Scott knows how to command attention and if Body Of Lies is anything, it’s attention grabbing. From gut-wrenching, bone-crunching violence to electrifying camera angles that unite Hoffman in his suburban command centre with Ferris on the streets of Iraq, there’s a lot to catch the eye. There's also an appealing layer of cultural détente that acknowledges the place of Islam in Islamic affairs. Yet it's marred by a frustration that, partly led by the contradiction of Hoffman’s lo-tech speech and Scott’s hi-tech infatuation, Body of Lies fails to catch the brain. At least, not in the right way.

Perhaps scriptwriter William Monahan (The Departed) lifted too many ideas from the best-seller by David Ignatius.

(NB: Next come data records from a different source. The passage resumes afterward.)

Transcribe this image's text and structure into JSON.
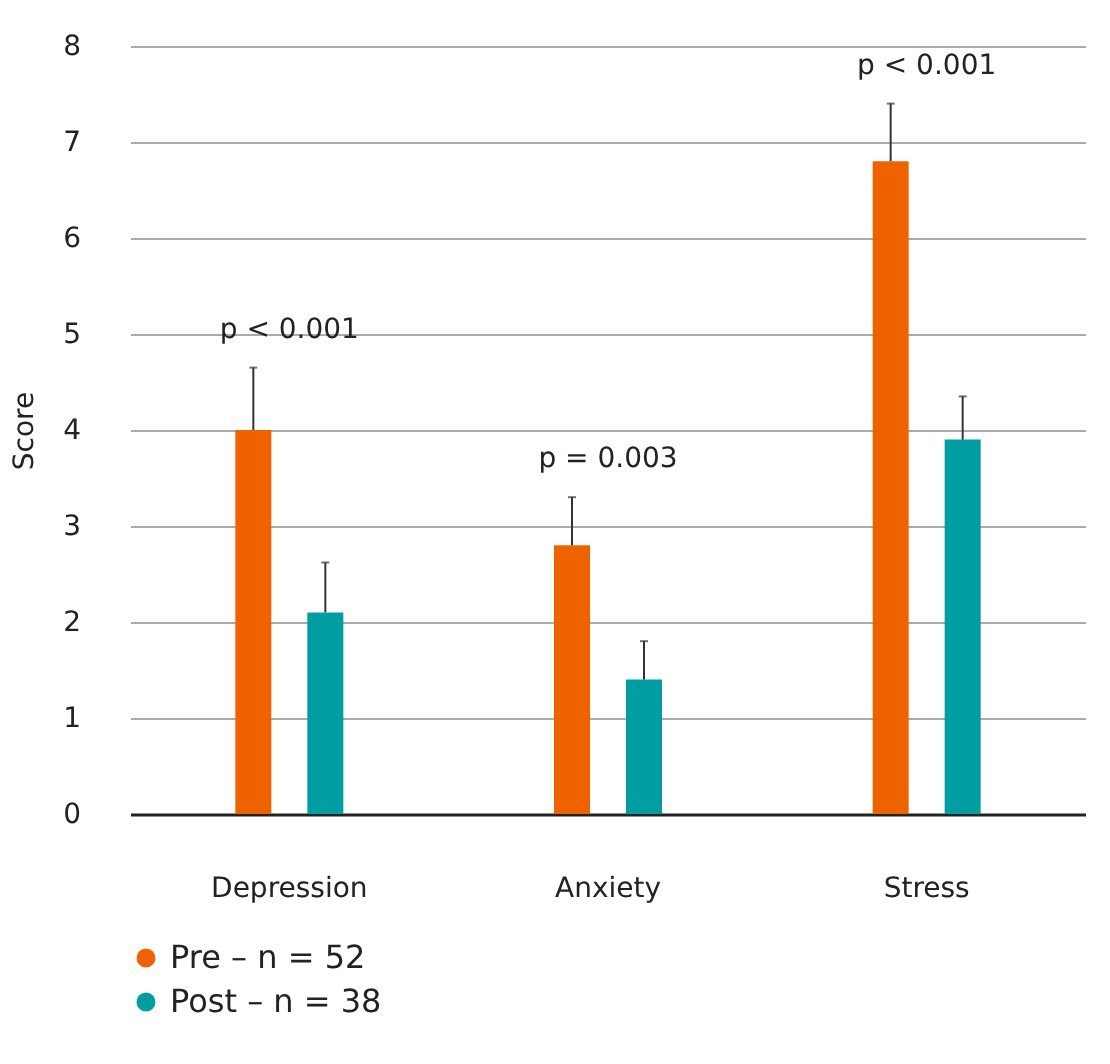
{
  "chart_data": {
    "type": "bar",
    "ylabel": "Score",
    "categories": [
      "Depression",
      "Anxiety",
      "Stress"
    ],
    "series": [
      {
        "name": "Pre – n = 52",
        "color": "#ee6300",
        "values": [
          4.0,
          2.8,
          6.8
        ],
        "errors": [
          [
            4.0,
            4.65
          ],
          [
            2.8,
            3.3
          ],
          [
            6.8,
            7.4
          ]
        ]
      },
      {
        "name": "Post – n = 38",
        "color": "#009ea3",
        "values": [
          2.1,
          1.4,
          3.9
        ],
        "errors": [
          [
            2.1,
            2.62
          ],
          [
            1.4,
            1.8
          ],
          [
            3.9,
            4.35
          ]
        ]
      }
    ],
    "ylim": [
      0,
      8
    ],
    "yticks": [
      0,
      1,
      2,
      3,
      4,
      5,
      6,
      7,
      8
    ],
    "grid": "y",
    "legend": "bottom",
    "annotations": [
      "p < 0.001",
      "p = 0.003",
      "p < 0.001"
    ]
  }
}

Perhaps he draws the audience too close, forcing questions too large for this multiplex sized entertainment. Certainly there’s a looseness that forces Hoffman to explain what the film doesn't: “Nobody is innocent in this Ferris,” he says. That sort of thing. Coupled with the realisation that Middle East misery has become Hollywood fodder, gnawing disquiet unbuckles the filmmakers’ considerable efforts and forces Body Of Lies to the sideline.